My reply to her was: “My dear sister, you do not know the scriptures. You do not know the power of God nor his goodness. You can be forgiven for this heinous sin, but it will take much sincere repentance to accomplish it.”
Then I quoted to her the cry of her Lord:
Can a woman forget her sucking child, that she should not have compassion of the son of her womb? yea, they may forget, yet I will not forget thee (Isa. 49:15).
I reminded her of the Lord’s words in our own dispensation to the effect that whoever repents and obeys God’s commandments will be forgiven (D&C 1:32). My visitor looked bewildered but seemed to be yearning as though she wanted to believe it. I continued: “Eventually forgiveness will come for all but the unpardonable sins to that transgressor who repents sorely enough, long enough, sincerely enough.”…
She wanted so much to believe it.

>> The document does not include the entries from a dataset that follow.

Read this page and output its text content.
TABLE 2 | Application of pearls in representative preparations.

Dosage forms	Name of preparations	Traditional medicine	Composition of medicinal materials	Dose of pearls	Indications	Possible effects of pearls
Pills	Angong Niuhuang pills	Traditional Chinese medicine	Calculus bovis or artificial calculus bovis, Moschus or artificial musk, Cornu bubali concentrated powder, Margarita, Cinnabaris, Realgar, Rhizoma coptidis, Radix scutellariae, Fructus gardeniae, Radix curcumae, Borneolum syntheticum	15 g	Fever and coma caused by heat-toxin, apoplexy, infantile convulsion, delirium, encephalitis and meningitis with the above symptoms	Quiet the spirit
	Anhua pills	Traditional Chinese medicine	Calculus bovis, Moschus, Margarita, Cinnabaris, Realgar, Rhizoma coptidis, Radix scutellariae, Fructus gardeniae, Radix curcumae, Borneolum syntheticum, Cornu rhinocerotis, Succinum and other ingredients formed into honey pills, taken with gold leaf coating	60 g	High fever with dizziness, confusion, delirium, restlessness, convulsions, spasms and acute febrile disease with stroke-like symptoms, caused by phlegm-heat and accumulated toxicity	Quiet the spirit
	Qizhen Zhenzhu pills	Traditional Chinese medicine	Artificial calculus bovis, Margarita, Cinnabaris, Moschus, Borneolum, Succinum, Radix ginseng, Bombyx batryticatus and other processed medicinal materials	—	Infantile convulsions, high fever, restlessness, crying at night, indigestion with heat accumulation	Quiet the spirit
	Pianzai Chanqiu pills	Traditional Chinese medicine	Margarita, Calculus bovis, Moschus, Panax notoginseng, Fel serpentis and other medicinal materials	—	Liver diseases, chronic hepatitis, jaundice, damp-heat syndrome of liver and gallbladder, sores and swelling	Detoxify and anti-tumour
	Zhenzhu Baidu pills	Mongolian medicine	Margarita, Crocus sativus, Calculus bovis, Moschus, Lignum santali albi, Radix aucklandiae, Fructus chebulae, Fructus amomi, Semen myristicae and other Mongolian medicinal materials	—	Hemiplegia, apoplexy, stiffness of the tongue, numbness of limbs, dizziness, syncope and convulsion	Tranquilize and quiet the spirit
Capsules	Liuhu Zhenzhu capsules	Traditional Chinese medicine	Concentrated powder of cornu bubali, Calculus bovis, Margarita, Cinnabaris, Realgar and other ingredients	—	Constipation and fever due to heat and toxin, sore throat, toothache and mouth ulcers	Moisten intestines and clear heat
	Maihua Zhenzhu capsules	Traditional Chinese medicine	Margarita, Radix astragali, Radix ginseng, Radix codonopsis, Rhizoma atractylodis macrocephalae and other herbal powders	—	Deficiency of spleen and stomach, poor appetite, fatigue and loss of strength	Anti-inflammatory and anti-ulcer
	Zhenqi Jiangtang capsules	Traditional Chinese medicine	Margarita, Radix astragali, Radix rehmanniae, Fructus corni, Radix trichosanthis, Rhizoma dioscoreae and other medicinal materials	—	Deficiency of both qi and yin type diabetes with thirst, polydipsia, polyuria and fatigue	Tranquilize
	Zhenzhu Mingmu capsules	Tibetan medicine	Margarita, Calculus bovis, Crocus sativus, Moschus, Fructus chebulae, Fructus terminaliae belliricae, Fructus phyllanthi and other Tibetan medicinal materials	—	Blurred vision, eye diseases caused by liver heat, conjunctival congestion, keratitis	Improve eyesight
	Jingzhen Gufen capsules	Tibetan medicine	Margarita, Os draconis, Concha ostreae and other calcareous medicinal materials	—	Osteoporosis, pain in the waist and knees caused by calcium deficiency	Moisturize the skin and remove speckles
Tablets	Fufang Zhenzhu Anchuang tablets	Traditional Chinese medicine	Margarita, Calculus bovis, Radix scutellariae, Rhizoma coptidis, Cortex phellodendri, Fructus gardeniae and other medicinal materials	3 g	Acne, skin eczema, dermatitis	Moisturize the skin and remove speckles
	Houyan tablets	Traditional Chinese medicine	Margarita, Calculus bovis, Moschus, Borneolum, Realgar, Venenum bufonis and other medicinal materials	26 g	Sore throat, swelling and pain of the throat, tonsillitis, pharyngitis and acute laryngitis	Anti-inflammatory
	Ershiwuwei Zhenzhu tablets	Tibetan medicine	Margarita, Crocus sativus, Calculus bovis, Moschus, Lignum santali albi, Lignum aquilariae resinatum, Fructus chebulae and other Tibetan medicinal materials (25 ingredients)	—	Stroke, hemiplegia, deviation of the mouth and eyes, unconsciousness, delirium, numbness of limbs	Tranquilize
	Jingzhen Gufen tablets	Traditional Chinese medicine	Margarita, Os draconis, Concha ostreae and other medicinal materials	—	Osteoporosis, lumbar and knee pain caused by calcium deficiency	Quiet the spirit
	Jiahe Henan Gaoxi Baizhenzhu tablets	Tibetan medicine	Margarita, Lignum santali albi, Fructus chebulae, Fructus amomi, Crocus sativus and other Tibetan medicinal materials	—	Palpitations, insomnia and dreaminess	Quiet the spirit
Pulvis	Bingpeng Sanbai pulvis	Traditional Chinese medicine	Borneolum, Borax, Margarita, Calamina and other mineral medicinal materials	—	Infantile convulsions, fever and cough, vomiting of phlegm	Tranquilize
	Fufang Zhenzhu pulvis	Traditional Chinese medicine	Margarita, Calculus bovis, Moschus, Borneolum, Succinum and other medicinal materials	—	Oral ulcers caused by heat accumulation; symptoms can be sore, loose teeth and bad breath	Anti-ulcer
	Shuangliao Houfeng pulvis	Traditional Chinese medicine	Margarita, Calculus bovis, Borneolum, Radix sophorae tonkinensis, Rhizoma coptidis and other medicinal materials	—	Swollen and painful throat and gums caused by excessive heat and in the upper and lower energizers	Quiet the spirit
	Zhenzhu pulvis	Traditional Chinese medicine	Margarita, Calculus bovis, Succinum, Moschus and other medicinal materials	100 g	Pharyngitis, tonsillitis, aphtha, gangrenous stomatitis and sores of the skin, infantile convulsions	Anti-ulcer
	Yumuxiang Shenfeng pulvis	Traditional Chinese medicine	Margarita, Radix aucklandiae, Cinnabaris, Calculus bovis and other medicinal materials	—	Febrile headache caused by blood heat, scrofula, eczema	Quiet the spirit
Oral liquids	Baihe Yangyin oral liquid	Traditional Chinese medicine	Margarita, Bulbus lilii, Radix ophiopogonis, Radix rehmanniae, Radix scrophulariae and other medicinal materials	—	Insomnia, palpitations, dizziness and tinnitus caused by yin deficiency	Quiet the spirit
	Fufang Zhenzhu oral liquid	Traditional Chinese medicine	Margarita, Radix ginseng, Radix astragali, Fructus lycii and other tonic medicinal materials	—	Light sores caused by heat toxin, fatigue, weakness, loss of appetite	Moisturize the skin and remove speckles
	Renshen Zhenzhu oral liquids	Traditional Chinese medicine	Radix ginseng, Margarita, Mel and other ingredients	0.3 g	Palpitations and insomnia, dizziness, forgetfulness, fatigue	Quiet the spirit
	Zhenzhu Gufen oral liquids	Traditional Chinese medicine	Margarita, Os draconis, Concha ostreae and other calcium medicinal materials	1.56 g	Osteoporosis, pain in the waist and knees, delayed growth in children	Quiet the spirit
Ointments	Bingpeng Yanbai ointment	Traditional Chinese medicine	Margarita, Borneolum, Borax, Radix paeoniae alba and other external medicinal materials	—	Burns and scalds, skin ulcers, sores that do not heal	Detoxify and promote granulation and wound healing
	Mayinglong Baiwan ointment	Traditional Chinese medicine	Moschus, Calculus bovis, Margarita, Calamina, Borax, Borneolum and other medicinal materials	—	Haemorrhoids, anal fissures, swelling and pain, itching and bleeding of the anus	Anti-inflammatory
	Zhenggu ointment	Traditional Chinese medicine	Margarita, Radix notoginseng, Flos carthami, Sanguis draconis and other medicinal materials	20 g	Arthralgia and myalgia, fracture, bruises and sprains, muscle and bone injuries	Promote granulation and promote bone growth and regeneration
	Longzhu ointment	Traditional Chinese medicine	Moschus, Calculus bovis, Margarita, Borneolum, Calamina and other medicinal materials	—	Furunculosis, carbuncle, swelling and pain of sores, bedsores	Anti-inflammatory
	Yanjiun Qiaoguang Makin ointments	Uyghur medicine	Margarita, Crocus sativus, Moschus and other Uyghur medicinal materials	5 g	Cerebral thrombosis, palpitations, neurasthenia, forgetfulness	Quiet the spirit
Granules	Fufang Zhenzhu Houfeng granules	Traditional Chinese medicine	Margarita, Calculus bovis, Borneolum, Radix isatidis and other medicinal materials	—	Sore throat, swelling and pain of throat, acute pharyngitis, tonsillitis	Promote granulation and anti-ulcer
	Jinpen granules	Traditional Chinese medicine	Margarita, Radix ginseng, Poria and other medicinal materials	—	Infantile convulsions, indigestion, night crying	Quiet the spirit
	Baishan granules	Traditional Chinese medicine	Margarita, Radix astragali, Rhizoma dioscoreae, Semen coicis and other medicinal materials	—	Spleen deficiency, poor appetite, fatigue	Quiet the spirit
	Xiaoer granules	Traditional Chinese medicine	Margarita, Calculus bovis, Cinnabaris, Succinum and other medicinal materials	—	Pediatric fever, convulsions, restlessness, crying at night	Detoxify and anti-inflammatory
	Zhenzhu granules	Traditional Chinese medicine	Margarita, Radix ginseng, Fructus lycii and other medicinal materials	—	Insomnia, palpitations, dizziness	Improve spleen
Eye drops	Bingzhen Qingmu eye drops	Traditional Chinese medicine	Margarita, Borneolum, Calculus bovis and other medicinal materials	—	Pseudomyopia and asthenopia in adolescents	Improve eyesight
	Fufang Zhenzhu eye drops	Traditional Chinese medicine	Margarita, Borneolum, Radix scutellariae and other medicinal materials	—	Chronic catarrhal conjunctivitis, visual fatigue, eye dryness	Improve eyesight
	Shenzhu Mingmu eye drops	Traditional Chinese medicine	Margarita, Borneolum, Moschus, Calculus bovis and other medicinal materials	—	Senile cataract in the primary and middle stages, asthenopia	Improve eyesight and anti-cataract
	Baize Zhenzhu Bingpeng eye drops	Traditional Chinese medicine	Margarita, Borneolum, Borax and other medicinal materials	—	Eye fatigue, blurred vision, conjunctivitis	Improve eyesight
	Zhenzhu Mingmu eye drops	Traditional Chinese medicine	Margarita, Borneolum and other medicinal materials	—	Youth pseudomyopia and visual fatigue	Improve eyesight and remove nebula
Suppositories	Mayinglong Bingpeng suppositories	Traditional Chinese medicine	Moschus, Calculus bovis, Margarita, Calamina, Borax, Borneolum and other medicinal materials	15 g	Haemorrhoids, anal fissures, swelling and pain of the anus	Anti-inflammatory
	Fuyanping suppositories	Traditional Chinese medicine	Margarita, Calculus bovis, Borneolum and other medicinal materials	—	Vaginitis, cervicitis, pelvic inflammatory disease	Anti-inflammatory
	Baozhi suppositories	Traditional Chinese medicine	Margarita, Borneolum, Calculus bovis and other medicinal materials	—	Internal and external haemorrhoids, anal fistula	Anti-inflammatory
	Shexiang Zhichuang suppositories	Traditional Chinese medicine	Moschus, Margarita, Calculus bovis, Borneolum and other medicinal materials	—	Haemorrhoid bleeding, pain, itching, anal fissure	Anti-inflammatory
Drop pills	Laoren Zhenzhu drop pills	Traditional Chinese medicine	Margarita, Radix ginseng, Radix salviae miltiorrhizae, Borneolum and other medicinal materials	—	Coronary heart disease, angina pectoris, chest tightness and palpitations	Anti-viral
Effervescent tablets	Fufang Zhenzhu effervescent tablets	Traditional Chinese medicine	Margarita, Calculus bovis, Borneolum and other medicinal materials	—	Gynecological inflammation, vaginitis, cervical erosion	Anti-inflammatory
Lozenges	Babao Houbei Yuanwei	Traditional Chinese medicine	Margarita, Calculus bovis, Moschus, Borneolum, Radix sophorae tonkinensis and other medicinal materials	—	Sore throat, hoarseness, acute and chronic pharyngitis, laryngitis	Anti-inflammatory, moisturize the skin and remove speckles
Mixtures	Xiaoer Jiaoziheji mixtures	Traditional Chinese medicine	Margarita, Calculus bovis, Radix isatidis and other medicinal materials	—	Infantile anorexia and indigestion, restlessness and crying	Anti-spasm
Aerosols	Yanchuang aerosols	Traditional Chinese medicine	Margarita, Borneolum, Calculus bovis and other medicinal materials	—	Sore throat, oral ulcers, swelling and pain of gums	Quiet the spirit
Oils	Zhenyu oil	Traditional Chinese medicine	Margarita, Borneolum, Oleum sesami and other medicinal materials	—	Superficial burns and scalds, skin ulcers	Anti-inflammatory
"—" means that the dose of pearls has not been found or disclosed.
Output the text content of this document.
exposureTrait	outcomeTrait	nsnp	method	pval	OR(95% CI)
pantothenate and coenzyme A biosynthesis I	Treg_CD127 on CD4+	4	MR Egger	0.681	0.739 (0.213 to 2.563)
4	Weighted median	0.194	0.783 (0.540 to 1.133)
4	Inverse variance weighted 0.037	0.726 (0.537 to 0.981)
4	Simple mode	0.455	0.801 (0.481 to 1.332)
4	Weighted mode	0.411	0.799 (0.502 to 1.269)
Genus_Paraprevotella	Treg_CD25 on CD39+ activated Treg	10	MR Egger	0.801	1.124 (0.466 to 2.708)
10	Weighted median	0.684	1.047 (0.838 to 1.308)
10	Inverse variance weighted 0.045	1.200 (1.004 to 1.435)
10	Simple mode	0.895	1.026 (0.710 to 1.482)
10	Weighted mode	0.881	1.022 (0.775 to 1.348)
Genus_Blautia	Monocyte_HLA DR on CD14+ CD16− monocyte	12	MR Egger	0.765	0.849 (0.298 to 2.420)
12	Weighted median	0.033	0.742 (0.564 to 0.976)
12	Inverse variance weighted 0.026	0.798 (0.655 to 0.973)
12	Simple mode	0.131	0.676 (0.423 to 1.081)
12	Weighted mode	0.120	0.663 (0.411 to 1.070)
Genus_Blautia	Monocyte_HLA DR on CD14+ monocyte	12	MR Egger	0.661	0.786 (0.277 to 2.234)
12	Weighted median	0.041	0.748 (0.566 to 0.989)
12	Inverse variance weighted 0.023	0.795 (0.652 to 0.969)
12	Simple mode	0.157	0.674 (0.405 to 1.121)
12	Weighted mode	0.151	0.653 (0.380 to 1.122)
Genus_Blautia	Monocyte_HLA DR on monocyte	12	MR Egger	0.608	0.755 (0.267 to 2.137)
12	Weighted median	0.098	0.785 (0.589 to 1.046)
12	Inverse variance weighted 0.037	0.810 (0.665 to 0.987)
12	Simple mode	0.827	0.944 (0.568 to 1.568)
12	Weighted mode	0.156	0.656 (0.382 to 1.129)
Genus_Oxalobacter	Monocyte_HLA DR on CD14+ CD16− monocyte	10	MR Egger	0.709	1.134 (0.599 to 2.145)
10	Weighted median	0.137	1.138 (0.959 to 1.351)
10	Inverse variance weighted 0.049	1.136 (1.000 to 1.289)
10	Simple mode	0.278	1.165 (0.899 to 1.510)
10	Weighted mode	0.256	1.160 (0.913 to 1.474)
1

She said she had known all her life that adultery was unforgivable. And I turned again to the scriptures and read to her the oft-repeated statement of Jesus:
Wherefore I say unto you, All manner of sin and blasphemy shall be forgiven unto men: but the blasphemy against the Holy Ghost shall not be forgiven unto men … (Matt. 12:31–32).
She had forgotten that scripture. Her eyes lighted up. She reacted joyously to it, and asked, “Is that really true? Can I really be forgiven?” …
How great the joy to feel and know that God will forgive sinners! … This woman, who was basically good, straightened up and looked me in the eye, and in her voice was a new power and resoluteness as she said: “Thank you, thank you! I believe you. I shall really repent and wash my filthy garments in the blood of the Lamb and obtain that forgiveness.”
Not long ago, she returned to my office a new person—bright of eye, light of step, full of hope as she declared to me that, since that memorable day when hope had seen a star and had clung to it, she had never reverted to adultery nor any approaches to it.
(Spencer W. Kimball, The Miracle of Forgiveness [Salt Lake City: Bookcraft, 1969] 340–42.)